Network Settings for Roon ARC app

Roon ARC works well both on mobile data and wifi unless I’m on wifi at work where my works firewall blocks the app.
Please advise as to the destination IPs, protocols and ports used by the app so that I can add firewall rules.
Thank you

@Tony_Kelt, welcome to the community. A fellow user here, but do you have the ability to configure your work firewall? ARC really is designed for the consumer/residential segment, while business firewalls typically prevent many of these services.

I am not sure a business firewall supports UPnP or could allow it to be activated (if this is even possible), or a specific port forwarding rule to allow a consumer application to pass through it to reach the public IP address of your home network. If a port forwarding rule could be implemented on your business firewall, it should match the port shown in Settings → Roon ARC, and point to the public IP address of your home network.

1 Like

@Robert_F, thanks for your reply.
I am lucky enough to be able to confirgure my works firewall and setup port forwarding rules as we use many services & apps with weird needs… I work in education.
Regarding the public IP of my home network, I’m in the UK and as far as I know most people (myself included) don’t have a fixed public IP. So any rule in my works firewall would have to be regularly changed.
I therefore presumed that the app touched in with Roonlabs servers to start the connection to my core because of this lack of fixed IP?
As a test I have added the app to a new device whilst at my partners home and this connects fine, so the app must surely be talking to Roonlabs first or how would it know where my core is? It’s the settings for this communication with Roonlabs that I’m looking for.
Kind Regards

Is your @Tony_Kelt core on your corporate network?
UPnP enabled on a corporate firewall/router?

If your core is not on your corporate network:
Why does your works firewall need to be reconfigured for outbound traffic and established inbound connection? This should work out of the box as this is how firewalls handle traffic.
ARC client is not weird or demanding from a networking perspective, only the port forwarding part needs to be configured correctly into the network where the core is.

My core is at home.
My works firewall needs configuring for all sorts of different connections. It is overly secure as it’s an educational system so locks down as much as possible for e-safety of the children.
uPNP is enabled.
I’m not 100% this is the problem but my ARC works everywhere else with zero problems leaving me to believe it is works firewall. This is why I’m asking for the destination IPs, protocols and ports used by the app. With this info I can add them to the firewall / troubleshoot further.

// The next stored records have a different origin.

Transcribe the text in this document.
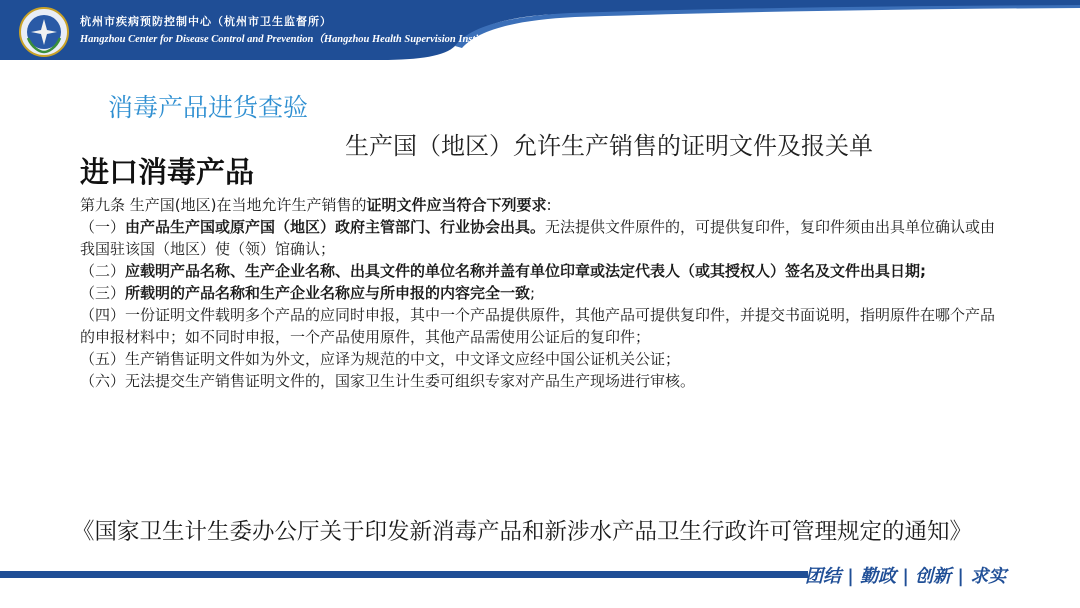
杭州市疾病预防控制中心（杭州市卫生监督所）
Hangzhou Center for Disease Control and Prevention（Hangzhou Health Supervision Institution）
消毒产品进货查验
生产国（地区）允许生产销售的证明文件及报关单
进口消毒产品

第九条 生产国(地区)在当地允许生产销售的证明文件应当符合下列要求:

（一）由产品生产国或原产国（地区）政府主管部门、行业协会出具。无法提供文件原件的，可提供复印件，复印件须由出具单位确认或由我国驻该国（地区）使（领）馆确认；

（二）应载明产品名称、生产企业名称、出具文件的单位名称并盖有单位印章或法定代表人（或其授权人）签名及文件出具日期;

（三）所载明的产品名称和生产企业名称应与所申报的内容完全一致;

（四）一份证明文件载明多个产品的应同时申报，其中一个产品提供原件，其他产品可提供复印件，并提交书面说明，指明原件在哪个产品的申报材料中；如不同时申报，一个产品使用原件，其他产品需使用公证后的复印件；

（五）生产销售证明文件如为外文，应译为规范的中文，中文译文应经中国公证机关公证；

（六）无法提交生产销售证明文件的，国家卫生计生委可组织专家对产品生产现场进行审核。

《国家卫生计生委办公厅关于印发新消毒产品和新涉水产品卫生行政许可管理规定的通知》
团结 | 勤政 | 创新 | 求实
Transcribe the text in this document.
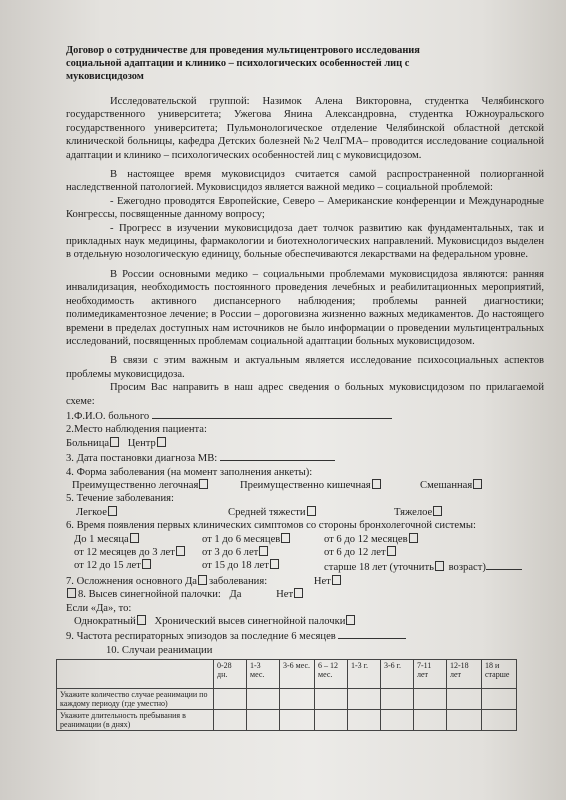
Договор о сотрудничестве для проведения мультицентрового исследования
социальной адаптации и клинико – психологических особенностей лиц с
муковисцидозом

Исследовательской группой: Назимок Алена Викторовна, студентка Челябинского государственного университета; Ужегова Янина Александровна, студентка Южноуральского государственного университета; Пульмонологическое отделение Челябинской областной детской клинической больницы, кафедра Детских болезней №2 ЧелГМА– проводится исследование социальной адаптации и клинико – психологических особенностей лиц с муковисцидозом.

В настоящее время муковисцидоз считается самой распространенной полиорганной наследственной патологией. Муковисцидоз является важной медико – социальной проблемой:

- Ежегодно проводятся Европейские, Северо – Американские конференции и Международные Конгрессы, посвященные данному вопросу;

- Прогресс в изучении муковисцидоза дает толчок развитию как фундаментальных, так и прикладных наук медицины, фармакологии и биотехнологических направлений. Муковисцидоз выделен в отдельную нозологическую единицу, больные обеспечиваются лекарствами на федеральном уровне.

В России основными медико – социальными проблемами муковисцидоза являются: ранняя инвалидизация, необходимость постоянного проведения лечебных и реабилитационных мероприятий, необходимость активного диспансерного наблюдения; проблемы ранней диагностики; полимедикаментозное лечение; в России – дороговизна жизненно важных медикаментов. До настоящего времени в пределах доступных нам источников не было информации о проведении мультицентральных исследований, посвященных проблемам социальной адаптации больных муковисцидозом.

В связи с этим важным и актуальным является исследование психосоциальных аспектов проблемы муковисцидоза.

Просим Вас направить в наш адрес сведения о больных муковисцидозом по прилагаемой схеме:

1.Ф.И.О. больного
2.Место наблюдения пациента:
Больница Центр
3. Дата постановки диагноза МВ:
4. Форма заболевания (на момент заполнения анкеты):
Преимущественно легочная	Преимущественно кишечная	Смешанная
5. Течение заболевания:
Легкое	Средней тяжести	Тяжелое
6. Время появления первых клинических симптомов со стороны бронхолегочной системы:
До 1 месяца	от 1 до 6 месяцев	от 6 до 12 месяцев
от 12 месяцев до 3 лет	от 3 до 6 лет	от 6 до 12 лет
от 12 до 15 лет	от 15 до 18 лет	старше 18 лет (уточнить возраст)
7. Осложнения основного Да заболевания:	Нет
8. Высев синегнойной палочки: Да	Нет
Если «Да», то:
Однократный Хронический высев синегнойной палочки
9. Частота респираторных эпизодов за последние 6 месяцев
10. Случаи реанимации
	0-28 дн.	1-3 мес.	3-6 мес.	6 – 12 мес.	1-3 г.	3-6 г.	7-11 лет	12-18 лет	18 и старше
Укажите количество случае реанимации по каждому периоду (где уместно)									
Укажите длительность пребывания в реанимации (в днях)									
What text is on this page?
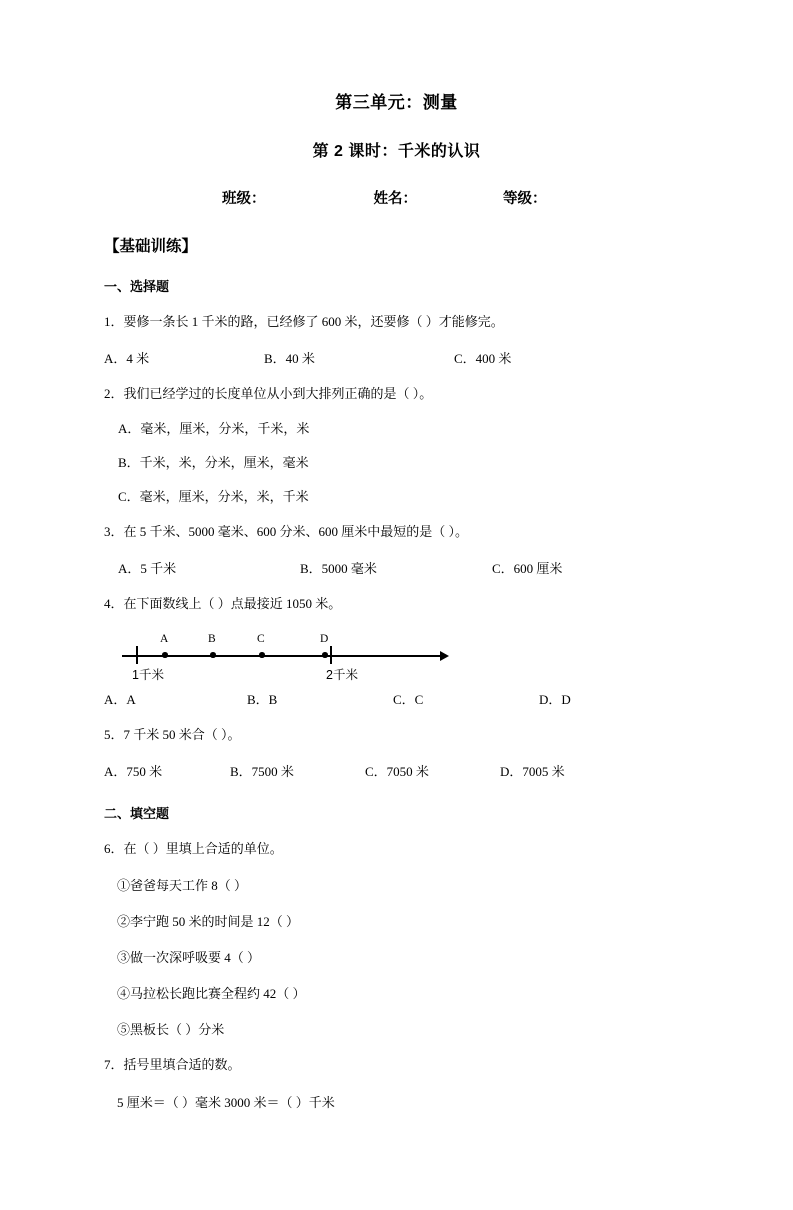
第三单元：测量
第 2 课时：千米的认识
班级：	姓名：	等级：
【基础训练】
一、选择题
1．要修一条长 1 千米的路，已经修了 600 米，还要修（ ）才能修完。
A．4 米	B．40 米	C．400 米
2．我们已经学过的长度单位从小到大排列正确的是（ ）。
A．毫米，厘米，分米，千米，米
B．千米，米，分米，厘米，毫米
C．毫米，厘米，分米，米，千米
3．在 5 千米、5000 毫米、600 分米、600 厘米中最短的是（ ）。
A．5 千米	B．5000 毫米	C．600 厘米
4．在下面数线上（ ）点最接近 1050 米。
A	B	C	D
1千米	2千米
A．A	B．B	C．C	D．D
5．7 千米 50 米合（ ）。
A．750 米	B．7500 米	C．7050 米	D．7005 米
二、填空题
6．在（ ）里填上合适的单位。
①爸爸每天工作 8（ ）
②李宁跑 50 米的时间是 12（ ）
③做一次深呼吸要 4（ ）
④马拉松长跑比赛全程约 42（ ）
⑤黑板长（ ）分米
7．括号里填合适的数。
5 厘米＝（ ）毫米 3000 米＝（ ）千米
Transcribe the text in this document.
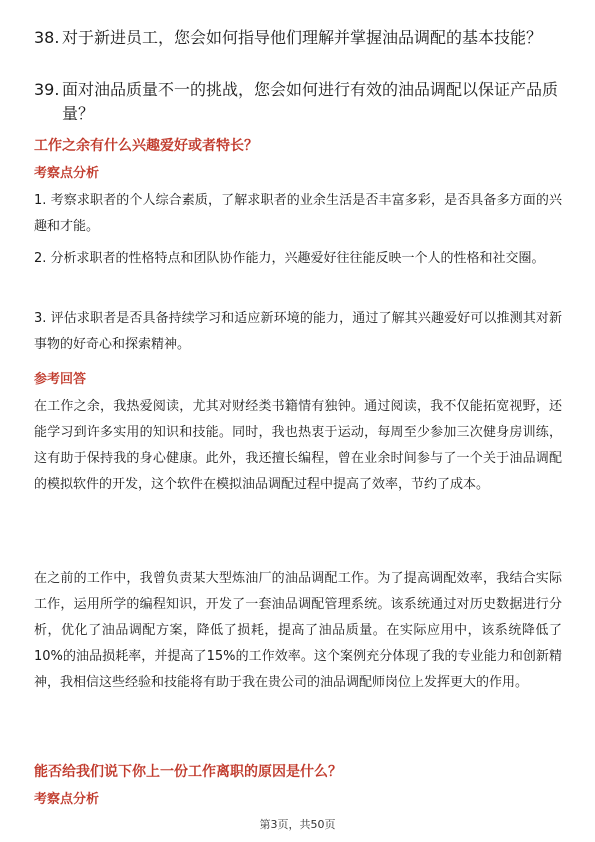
38. 对于新进员工，您会如何指导他们理解并掌握油品调配的基本技能？
39. 面对油品质量不一的挑战，您会如何进行有效的油品调配以保证产品质量？
工作之余有什么兴趣爱好或者特长？
考察点分析
1. 考察求职者的个人综合素质，了解求职者的业余生活是否丰富多彩，是否具备多方面的兴趣和才能。
2. 分析求职者的性格特点和团队协作能力，兴趣爱好往往能反映一个人的性格和社交圈。
3. 评估求职者是否具备持续学习和适应新环境的能力，通过了解其兴趣爱好可以推测其对新事物的好奇心和探索精神。
参考回答
在工作之余，我热爱阅读，尤其对财经类书籍情有独钟。通过阅读，我不仅能拓宽视野，还能学习到许多实用的知识和技能。同时，我也热衷于运动，每周至少参加三次健身房训练，这有助于保持我的身心健康。此外，我还擅长编程，曾在业余时间参与了一个关于油品调配的模拟软件的开发，这个软件在模拟油品调配过程中提高了效率，节约了成本。
在之前的工作中，我曾负责某大型炼油厂的油品调配工作。为了提高调配效率，我结合实际工作，运用所学的编程知识，开发了一套油品调配管理系统。该系统通过对历史数据进行分析，优化了油品调配方案，降低了损耗，提高了油品质量。在实际应用中，该系统降低了10%的油品损耗率，并提高了15%的工作效率。这个案例充分体现了我的专业能力和创新精神，我相信这些经验和技能将有助于我在贵公司的油品调配师岗位上发挥更大的作用。
能否给我们说下你上一份工作离职的原因是什么？
考察点分析
第3页，共50页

UPnP has nothing to do with this as his core is at home he just can’t stream using arc at work the app doesn’t rely on UPnP at all.

It’s likely that your corporate Wi-Fi has blacklisted Roons traffic as a potential security breach as its connecting to an unknown service on a specific port. Can you stream using Spotify, qobuz at work normally using their apps?

1 Like

I don’t stream so I wouldn’t know about other services but some staff use Spotify and many years ago I had to change the firewall rules to allow this. Spotify provided the destination IPs, protocols and ports used by their app and all was good.
I’m sure it’s the Roon traffic being blocked. However I can change the firewall, I just need to know the destination IPs, protocols and ports used by the Roon ARC app.

Is there anyone from @Roonlabs that can answer this query please?

Not official support, but, I will ping them for you @support.

Thank you @Rugby

Hi @Tony_Kelt,

If you don’t stream with Roon (Qobuz or Tidal), the only communication is happening with your core via your core’s IP address and the port designated within Roon>settings>Roon ARC.


ARC, after login, gets the public / routable IP of your core from Roon cloud service. This is discovered / updated every 4 hours. After that, ARC makes a TCP socket / connection directly to your core.

If your firewall needs outbound allow rules it is your Cores public IP:Port that needs to go into your FW. The port will be fixed but, as you stated, the IP may change and require updating the rule. You could also add any:arcPort if you want to open every IP to the ARC Port of your core.

ARC will not tell you the IP its using to connect to your Core. I’ve repeatedly asked for this to be exposed and here is another usecase where it would be helpful.

There are ways you can discover the IP of your core while away from home. Then you’d know what address to punch into your FW.

ARC Login = Google Cloud, I think its port 443. It looks like a web request. The IP range is vast. You probably already have other things opened for this range. oh, and DNS to resolve the FQDN of the login service but I assume this already is set-up.

ARC Service
IP = The public / routable IP of your home.
Port = The port in Roon → Settings → ARC (same one you set-up port forwarding at home)
Proto = TCP

That’s it. Single IP of your home. Single port configured on core.

edit: This is for local only. Streaming from Qobuz or Tidal, ARC will directly pull the stream from those services so they need to already be functional in their native apps.

Thanks @ipeverywhere.
Google Cloud is 100% open so it’s the connection to my core. Not gonna open up every IP to the ARC port of my core on works firewall.
Will approach my ISP and see how much to have a fixed public IP.


This topic was automatically closed 36 hours after the last reply. New replies are no longer allowed.